Gemeenschappen aan de randen van Nederland draaien anno 2024 op actieve burgers. Denk aan de gepensioneerde buschauffeur die op vrijwillige basis een onrendabele lijn blijft rijden. Of de dorpsraad die plannen maakt zodat jonge mensen in het dorp kunnen blijven wonen. Juist nu de overheid zich heeft teruggetrokken zijn actieve burgers aan zet. De overheid verwacht dat actieve burgers hun gemeenschap overeind houden, maar doet te weinig om deze burgers aangehaakt te houden.

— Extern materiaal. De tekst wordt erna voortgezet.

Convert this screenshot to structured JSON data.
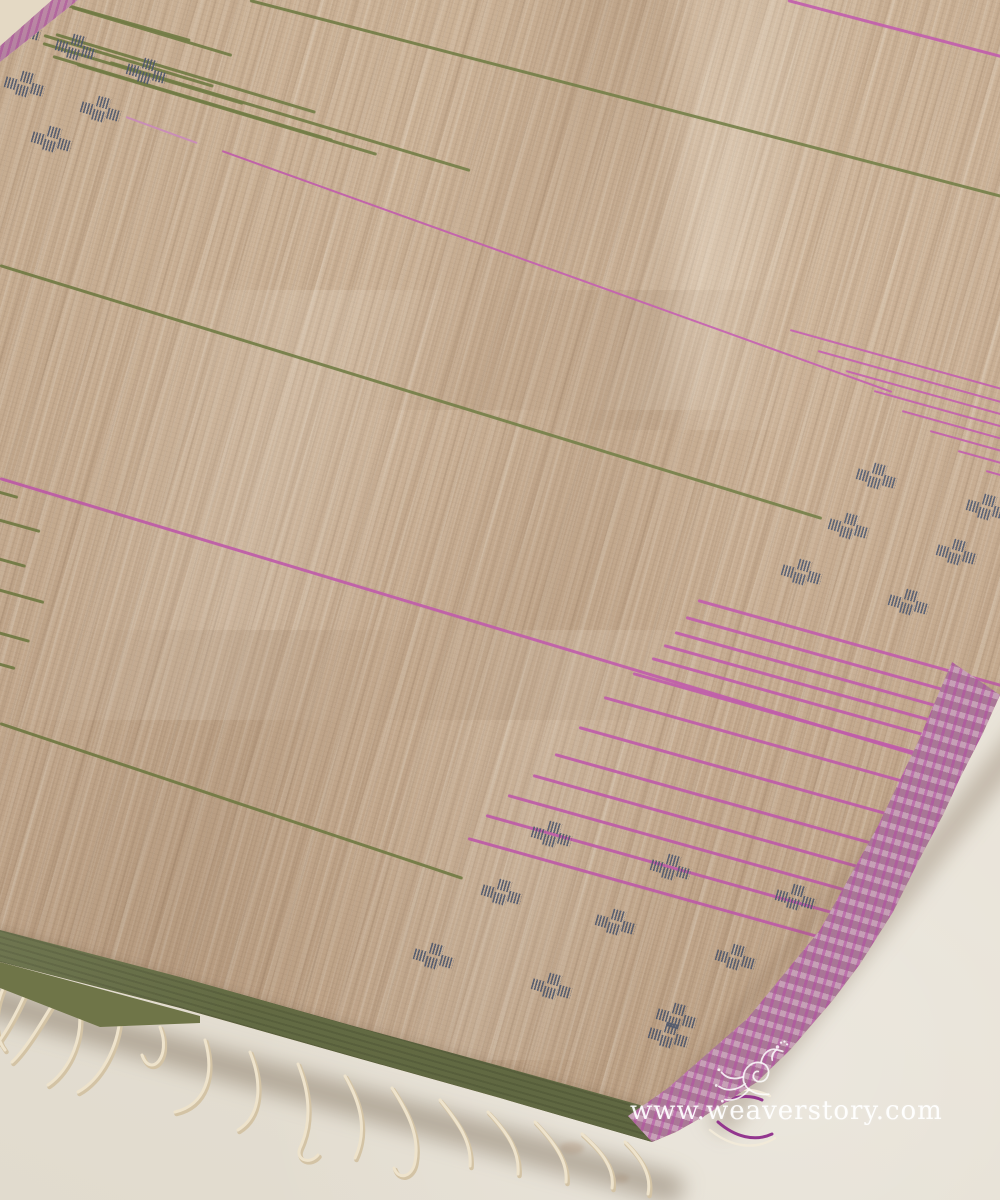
{
  "image": {
    "type": "product-photograph",
    "subject": "Beige handwoven tussar silk saree with pink and green stripes laid flat on an off-white surface, fringe tassels at lower left, pink striped selvedge at right, green border at bottom"
  },
  "watermark": {
    "text": "www.weaverstory.com",
    "logo": "weaverstory-peacock-flourish"
  },
  "colors": {
    "surface": "#e7e1d5",
    "fabric_base": "#c9ae92",
    "green_stripe": "#6e7b40",
    "pink_stripe": "#c257ae",
    "pink_faint": "#cf8cc0",
    "motif_blue": "#44526d",
    "border_green": "#737a4c",
    "border_pink": "#bd8ba8",
    "border_pink_stripe": "#b44ba4",
    "tassel_cream": "#eee3cc",
    "tassel_shadow": "#d3c3a5",
    "corner_thread_purple": "#93368f",
    "corner_thread_white": "#f2ead9"
  },
  "pattern": {
    "stripes": [
      [
        250,
        0,
        1002,
        196,
        2.5,
        "g"
      ],
      [
        0,
        265,
        822,
        518,
        2.5,
        "g"
      ],
      [
        0,
        723,
        463,
        878,
        2.5,
        "g"
      ],
      [
        50,
        0,
        190,
        40,
        2.5,
        "g"
      ],
      [
        72,
        7,
        232,
        55,
        2.5,
        "g"
      ],
      [
        44,
        35,
        214,
        86,
        2.5,
        "g"
      ],
      [
        43,
        43,
        243,
        103,
        2.5,
        "g"
      ],
      [
        56,
        34,
        316,
        112,
        2.5,
        "g"
      ],
      [
        53,
        56,
        333,
        140,
        2.5,
        "g"
      ],
      [
        77,
        64,
        377,
        154,
        2.5,
        "g"
      ],
      [
        110,
        62,
        470,
        170,
        2.5,
        "g"
      ],
      [
        -60,
        475,
        18,
        497,
        2.5,
        "g"
      ],
      [
        -60,
        503,
        40,
        531,
        2.5,
        "g"
      ],
      [
        -60,
        542,
        26,
        566,
        2.5,
        "g"
      ],
      [
        -60,
        573,
        44,
        602,
        2.5,
        "g"
      ],
      [
        -60,
        616,
        30,
        641,
        2.5,
        "g"
      ],
      [
        -60,
        647,
        15,
        668,
        2.5,
        "g"
      ],
      [
        788,
        0,
        1005,
        57,
        2.5,
        "p"
      ],
      [
        126,
        117,
        197,
        143,
        1.8,
        "pf"
      ],
      [
        222,
        151,
        892,
        392,
        2.2,
        "p"
      ],
      [
        0,
        478,
        975,
        772,
        2.6,
        "p"
      ],
      [
        698,
        600,
        1258,
        757,
        2.8,
        "p"
      ],
      [
        686,
        617,
        1246,
        774,
        2.8,
        "p"
      ],
      [
        675,
        632,
        1235,
        789,
        2.8,
        "p"
      ],
      [
        664,
        645,
        1224,
        802,
        2.8,
        "p"
      ],
      [
        652,
        658,
        1212,
        815,
        2.8,
        "p"
      ],
      [
        633,
        673,
        1193,
        830,
        2.8,
        "p"
      ],
      [
        604,
        697,
        1164,
        854,
        2.8,
        "p"
      ],
      [
        579,
        727,
        1139,
        884,
        2.8,
        "p"
      ],
      [
        555,
        754,
        1115,
        911,
        2.8,
        "p"
      ],
      [
        533,
        775,
        1093,
        932,
        2.8,
        "p"
      ],
      [
        508,
        795,
        1068,
        952,
        2.8,
        "p"
      ],
      [
        486,
        815,
        1046,
        972,
        2.8,
        "p"
      ],
      [
        468,
        838,
        1028,
        995,
        2.8,
        "p"
      ],
      [
        790,
        330,
        1210,
        447,
        2.2,
        "p"
      ],
      [
        818,
        351,
        1238,
        468,
        2.2,
        "p"
      ],
      [
        846,
        371,
        1266,
        488,
        2.2,
        "p"
      ],
      [
        874,
        391,
        1294,
        508,
        2.2,
        "p"
      ],
      [
        902,
        411,
        1322,
        528,
        2.2,
        "p"
      ],
      [
        930,
        431,
        1350,
        548,
        2.2,
        "p"
      ],
      [
        958,
        451,
        1378,
        568,
        2.2,
        "p"
      ],
      [
        986,
        471,
        1406,
        588,
        2.2,
        "p"
      ]
    ],
    "motifs": [
      [
        22,
        29
      ],
      [
        77,
        48
      ],
      [
        148,
        72
      ],
      [
        26,
        85
      ],
      [
        102,
        110
      ],
      [
        53,
        140
      ],
      [
        878,
        477
      ],
      [
        850,
        527
      ],
      [
        988,
        508
      ],
      [
        958,
        553
      ],
      [
        803,
        573
      ],
      [
        910,
        603
      ],
      [
        553,
        835
      ],
      [
        672,
        868
      ],
      [
        503,
        893
      ],
      [
        617,
        923
      ],
      [
        797,
        898
      ],
      [
        737,
        958
      ],
      [
        435,
        957
      ],
      [
        553,
        987
      ],
      [
        678,
        1017
      ],
      [
        670,
        1036
      ]
    ],
    "motif_square_offsets": [
      [
        14,
        -3
      ],
      [
        0,
        7
      ],
      [
        13,
        11
      ],
      [
        27,
        6
      ]
    ]
  },
  "tassels": {
    "strands": [
      "M10,975 C-5,1000 -10,1030 5,1050",
      "M30,982 C18,1012 2,1040 -10,1052",
      "M55,1000 C40,1025 25,1050 12,1062",
      "M78,1004 C85,1035 70,1070 48,1085",
      "M120,1016 C118,1048 100,1080 78,1092",
      "M160,1027 C172,1058 150,1078 142,1055",
      "M205,1040 C215,1075 205,1105 175,1112",
      "M250,1052 C262,1082 262,1115 238,1130",
      "M298,1064 C310,1094 312,1122 300,1148 C295,1160 310,1165 318,1155",
      "M345,1076 C360,1102 368,1130 355,1158",
      "M392,1088 C408,1112 420,1137 415,1162 C412,1178 398,1180 394,1168",
      "M440,1100 C458,1122 472,1142 470,1166",
      "M488,1112 C505,1130 520,1150 518,1174",
      "M535,1122 C552,1140 568,1160 566,1182",
      "M582,1134 C600,1150 615,1167 612,1188",
      "M625,1142 C640,1157 652,1174 648,1194"
    ],
    "corner_tie": {
      "purple": [
        "M700,1118 C720,1098 745,1092 762,1100",
        "M718,1122 C735,1137 755,1142 772,1134"
      ],
      "white": [
        "M695,1105 C720,1088 748,1085 770,1096",
        "M710,1130 C732,1148 756,1150 775,1138"
      ]
    }
  },
  "stains": [
    [
      500,
      1058,
      14
    ],
    [
      538,
      1098,
      10
    ],
    [
      572,
      1148,
      12
    ],
    [
      620,
      1178,
      9
    ],
    [
      476,
      1032,
      8
    ],
    [
      660,
      1102,
      7
    ]
  ]
}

Want juist deze actieve burgers ervaren vaak onbegrip vanuit de overheid. Vanuit hun leefwereld botsen zij op de systeemwereld van politiek en bestuur. In mijn werk hoor ik dagelijks de voorbeelden. Gemeenten die de dorpshuisbingo verbieden omdat het een kansspel is en er alcohol wordt geschonken. Niet tijdens de bingo, maar de vergunning staat het niet toe, dus moet het afgelopen zijn met dat gezellige momentje. Provincies hanteren strenge bouwregels, waardoor lokale initiatieven met huizen voor starters aan de dorpsrand niet doorgaan.
Deze botsingen ontstaan niet door onwil vanuit de systeemwereld, maar omdat bestuurders het perspectief van actieve burgers niet kennen. En men het best spannend vindt om met deze burgers te praten, want ze denken buiten het bestaande systeem en zijn misschien ook kritisch. Het onbegrip van de systeemwereld leidt tot frustratie, en zorgt er soms voor dat mooie initiatieven stranden en actieve burgers afhaken.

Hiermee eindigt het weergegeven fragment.